Books By The Bay

Last night I participated in the South Sound Reading Foundation‘s Books By the Bay Gala fundraising event, (made possible with help from Rhonda Munzinger at Barnes & Noble Books), with Julie Paschkis, Robin Cruise, Judy Bentley, Eric Brooks, Ken Mochizuki, and Jim Lynch.

The South Sound Reading Foundation’s principle: To ensure that every child is read with for 20 minutes a day starting at birth, in an effort to increase the number of children entering school prepared to learn, read and succeed. Reading just 20 minutes a day with young children is the key to healthy brain development, family bonding, and success in school.

There was champagne. There were hors d’oeuvres. There was music beautifully played by a youth chamber ensemble. There was a chandelier. All against a backdrop of the Puget Sound.

Never have I had it so nice at a book signing. But best of all, there were people there supporting the cause and buying books.

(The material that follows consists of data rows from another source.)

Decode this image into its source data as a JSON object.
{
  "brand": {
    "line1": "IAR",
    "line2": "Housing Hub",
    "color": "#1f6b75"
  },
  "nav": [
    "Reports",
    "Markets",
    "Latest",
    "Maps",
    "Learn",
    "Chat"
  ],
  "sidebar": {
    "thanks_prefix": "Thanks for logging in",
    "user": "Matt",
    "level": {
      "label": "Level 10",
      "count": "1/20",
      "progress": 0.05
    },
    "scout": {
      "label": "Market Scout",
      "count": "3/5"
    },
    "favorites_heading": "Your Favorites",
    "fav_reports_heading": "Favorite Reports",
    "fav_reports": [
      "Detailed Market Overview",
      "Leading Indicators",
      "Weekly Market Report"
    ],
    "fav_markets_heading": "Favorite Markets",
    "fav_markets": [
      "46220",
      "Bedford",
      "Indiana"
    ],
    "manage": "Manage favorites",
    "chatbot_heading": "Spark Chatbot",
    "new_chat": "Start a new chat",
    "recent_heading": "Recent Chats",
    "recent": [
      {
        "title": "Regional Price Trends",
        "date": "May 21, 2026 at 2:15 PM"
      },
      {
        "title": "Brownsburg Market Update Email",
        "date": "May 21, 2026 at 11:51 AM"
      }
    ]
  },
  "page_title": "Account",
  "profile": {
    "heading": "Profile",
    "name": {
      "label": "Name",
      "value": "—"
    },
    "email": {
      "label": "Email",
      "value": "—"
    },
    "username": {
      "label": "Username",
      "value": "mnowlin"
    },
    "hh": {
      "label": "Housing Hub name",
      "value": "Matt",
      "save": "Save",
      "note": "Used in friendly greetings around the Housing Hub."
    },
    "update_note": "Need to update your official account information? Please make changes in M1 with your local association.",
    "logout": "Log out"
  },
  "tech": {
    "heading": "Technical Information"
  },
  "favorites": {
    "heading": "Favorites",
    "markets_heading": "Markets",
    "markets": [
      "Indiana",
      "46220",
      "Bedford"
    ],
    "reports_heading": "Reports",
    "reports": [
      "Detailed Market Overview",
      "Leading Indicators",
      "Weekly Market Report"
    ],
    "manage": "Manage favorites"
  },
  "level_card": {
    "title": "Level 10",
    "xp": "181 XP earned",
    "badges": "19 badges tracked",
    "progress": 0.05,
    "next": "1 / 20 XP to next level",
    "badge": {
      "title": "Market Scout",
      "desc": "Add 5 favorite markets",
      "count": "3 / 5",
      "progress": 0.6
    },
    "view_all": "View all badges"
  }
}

While listening to foundation members tell about their heartwarming experiences of opening up the world of books to children, I was reminded why illustrating children’s books feels like a slightly higher calling than just being a run-of-the-mill, free-lance commercial illustrator.

I spent much of the past week (while waiting to hear back from my editor on the sketches I sent in a few weeks ago for BOOM BOOM . . . this is the sound of me sitting here, patiently . . . ) writing a post about arts integration for my arts-in-education advocacy blog, Pebbles In The Jar. Arts integration is a method of partnering arts and non-arts curriculum to more fully engage students and deepen learning. Doesn’t writing and illustrating children’s books kind of do the same thing?

That might explain why so many of the people I have met in the children’s book realm are caring, thoughtful, intelligent people. They use their art to get kids to read. They also tend to support the arts, schools, libraries, racial/religious/gender equality, social justice, world peace, and walk-a-thons. They’ve got your back.

And some of the kids are pretty cute, too.